This year opens with the same debate as last year on REIT-style investing from 25% discount to NAV value stocks versus the growth in beds, meds and sheds that need more income momentum to support dividend growth with a big ‘G’.
Optically, cheap capital REITs probably aren’t good value and income REITs are beginning to stretch valuations as interest rates rise. Beds, meds and sheds with high income-to-earnings conversion rates have yet to see the big rotation of direct property funds out of legacy overweight, expensive-to-own-and-operate offices and shops into the alternatives.
We are still paying up for indexed income in businesses with structural support, but this comes with new decarbonising costs. In our ‘2 for ‘22’ outlook note, we advanced our ESG thematic and concluded that London office ‘upcyclers’ Derwent London and Great Portland Estates are mispriced and, thus, our top picks.
We aren’t ‘inflationists’, but concede that the Bank of England’s 2% inflation target is on ice and financial repression is designed to keep real interest rates low and erode the real value of debt, which is a sweet spot for real estate in a conventional cycle, which this isn’t.
High-grade credit occupiers want more rigorous zero carbon targets than EPCs band A to B
Governments have a natural tendency to overinflate their economies, with inflation and growth set to let rip in 2022 without the ‘normal’ rising interest rates.
The ending of free money may finally be here, but inflation is no longer good ‘demand pull’ or bad ‘cost push’ with multiple supply and demand drivers colliding, and ‘biflation’ creating unforeseen pricing ripples elsewhere in the economy.
Charts of real estate performance back to the 1970s – when the UK last experienced sustained high inflation, peaking at 27% in 1975 – are less relevant. The mechanics of inflation have changed and real estate markets have evolved.

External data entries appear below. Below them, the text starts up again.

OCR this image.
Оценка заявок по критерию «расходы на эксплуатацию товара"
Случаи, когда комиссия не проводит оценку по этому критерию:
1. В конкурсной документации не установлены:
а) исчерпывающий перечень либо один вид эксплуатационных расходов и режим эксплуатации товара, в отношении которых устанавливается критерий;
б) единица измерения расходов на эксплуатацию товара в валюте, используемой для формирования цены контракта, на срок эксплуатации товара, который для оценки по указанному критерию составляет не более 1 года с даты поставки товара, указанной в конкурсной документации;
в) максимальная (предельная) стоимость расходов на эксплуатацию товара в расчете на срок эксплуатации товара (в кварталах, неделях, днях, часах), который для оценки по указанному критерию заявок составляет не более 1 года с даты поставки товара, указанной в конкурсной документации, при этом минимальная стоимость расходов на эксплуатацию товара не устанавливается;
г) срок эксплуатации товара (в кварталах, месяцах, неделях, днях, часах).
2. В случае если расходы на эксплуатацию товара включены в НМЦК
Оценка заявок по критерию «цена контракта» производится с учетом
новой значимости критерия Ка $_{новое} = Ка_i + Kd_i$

Rising rates squeeze earnings, but then inflation erodes liabilities, which is a positive if tenants can absorb rising input costs and contain default risk.
The term structure of rates is a better guide, with an upward sloping gilt yield curve supportive, but the gradient has flattened from 0.8% to 0.25%, which is a dampener.
The stock picker’s ‘random walk’ assumes that all that can be priced into a share price has been. So there is a fair chance that if you sell last year’s leaders and buy the laggards you stand a chance of outperforming.
This topping and tailing, however, has not worked through restructuring of retail, which started in retail REIT shares in 2015 when we turned negative. It began to filter into NAVs three years later as valuers started marking shop rents down.
By 2030, the UK government’s green agenda will be based on Energy Performance Certificates (EPCs), which is a once-a-decade assessment of energy provision. They are like a car’s MOT and not a full service.
Less than a fifth of London offices are in band A to C, but investment-grade occupiers aspire to more rigorous net zero carbon targets such as BREEAM and GRESB measures. This raises the bar on design and build costs; Knight Frank reports a premium of 12.3% on BREAAM ‘Outstanding’ buildings.
REITs have disclosed low estimates of EPC compliance (eg Landsec £130m, British Land £100m) but the economics of building greenness is not just an ownership issue but triangulated by landlords, tenants and debt providers.
The economic crunch is that the high-grade credit occupiers want more rigorous zero carbon targets than EPCs band A to B.
Of the London offices currently empty, 80% are energy obsolete and the supply pipeline is largely committed, with 10m sq ft under construction to complete in 2022-25, and 30% are let or under offer.
Savills anticipates 7.8m sq ft of take-up in 2022, with pre-letting on a rising trend after accounting for 27% of leasing volumes last year.
We think there is a bottleneck developing, with the gestation period of supply of the top-class ‘clean and green’ offices unable to keep pace with demand. Thus we expect pre-letting volumes to boom.
Derwent London and Great Portland Estates seem best positioned to trade the margin between brown (EPC sub-band A to B) and green (BREAAM ‘Outstanding’) with medium-term pipelines being advanced on leasing terms moving ahead of underwriting, which is where the value is.